Por Ana Miranda (*)
Ah, se tivéssemos ouvido o senador Pompeu o Ceará seria hoje um estado
repleto de bosques, matas entremeando plantios, florestas frondosas. Nosso
clima seria mais fresco e o ar mais puro, teríamos mais chuvas, húmus, nuvens,
alimentos, mais bem-estar e beleza, madeiras, medicinas, mais vida animal e
vegetal, bancos genéticos, rios mais caudalosos, fertilidade da terra...
Teríamos, se seguíssemos as campanhas de Pompeu de Sousa, açudes por todo
lado, espelhos de água refrescante, reservas com água recolhida das chuvas,
água para a agricultura, para o consumo humano, vegetal e animal. Ele nos
dizia, já no século 19, que devemos progredir sem destruir a natureza. A
ausência das matas, pregava Pompeu, traz secura à atmosfera, esterilidade aos
campos, desterro e destruição a um país. E seus alertas se desdobravam em
textos convictos, alarmantes - e belos:
"Inútil Cassandra! Debalde havemos demonstrado com os princípios da
ciência, com a autoridade dos sábios, com a experiência d'outros países, e até
com a nossa própria, que o pernicioso sistema de roteamento de matas, o
incêndio dos campos no sertão, apressarão o termo de completa ruína de nossa
terra, e deixarão a nossos vindouros solidões, e ruínas, e uma maldição eterna
à nossa memória".
Ele acreditava, como os iluministas de seu tempo, como Humboldt, como
Goethe, como Rousseau, no poder dos seres humanos de interferir na natureza.

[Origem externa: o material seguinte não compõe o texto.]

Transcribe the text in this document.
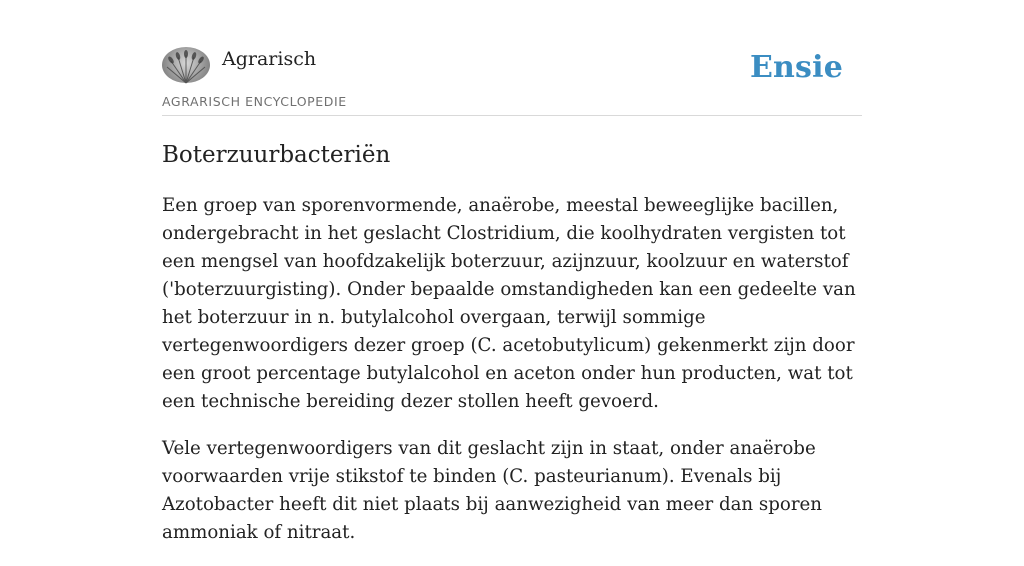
Agrarisch
AGRARISCH ENCYCLOPEDIE
Ensie
Boterzuurbacteriën

Een groep van sporenvormende, anaërobe, meestal beweeglijke bacillen, ondergebracht in het geslacht Clostridium, die koolhydraten vergisten tot een mengsel van hoofdzakelijk boterzuur, azijnzuur, koolzuur en waterstof ('boterzuurgisting). Onder bepaalde omstandigheden kan een gedeelte van het boterzuur in n. butylalcohol overgaan, terwijl sommige vertegenwoordigers dezer groep (C. acetobutylicum) gekenmerkt zijn door een groot percentage butylalcohol en aceton onder hun producten, wat tot een technische bereiding dezer stollen heeft gevoerd.

Vele vertegenwoordigers van dit geslacht zijn in staat, onder anaërobe voorwaarden vrije stikstof te binden (C. pasteurianum). Evenals bij Azotobacter heeft dit niet plaats bij aanwezigheid van meer dan sporen ammoniak of nitraat.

Creio que para o bem e para o mal. Grupos humanos tornam florestas em lugares
desérticos; outros tornam desertos em locais férteis, frescos e agradáveis. Ele
tentou educar agricultores, criadores, governantes, fez campanhas incansáveis a
pregar suas ideias ecológicas - foi o primeiro por aqui a usar o termo
"ecologia". Pregou a arboricultura e o manejo correto de plantas; a
preservação de florestas e mananciais e o reflorestamento do que já fora
devastado. Transmitia seu pensamento por meio de artigos de jornal, livros,
relatórios, discursos no Senado. Absorto na contemplação da natureza, sempre em
conexão com os seres humanos, usava muito de seu tempo medindo e anotando.
Desenhava quadros com dados sobre índices de chuvas, de temperatura, épocas de
estio, ao longo dos anos, fazia quadros comparativos. Usava o que a ciência
podia alcançar, lia os naturalistas, os científicos, os diários de viagens. E
foi bem claro, em tudo o que pensava. E poético.
"Antigamente", fala das serras cearenses, "à tarde, pela
manhã até alto sol, e principalmente à noite, a névoa descia dos píncaros, ou
levantava-se das matas, e brejos, e estendia-se sobre a planície e habitações,
envolvendo tudo debaixo de um imenso tocado de vapor úmido. A temperatura em
todo tempo baixa, e desde as 4 horas da tarde o frio começava a incomodar aos
forasteiros: hoje apenas sente-se à noite um ar mais fresco".
Mas, infelizmente, no Ceará não seguimos as ideias do Pompeu, não
plantamos matas e, a cada dia, desmatamos. Nascido em 1818, na cidade de Santa
Quitéria, Tomás Pompeu de Sousa Brasil, trisavô da maravilhosa escritora Angela
Gutiérrez, foi uma dessas explosões de inteligência cearense.
(*) Escritora.
Fonte: Publicado In: O Povo, de 21/08/21. Vida & Arte, p.2.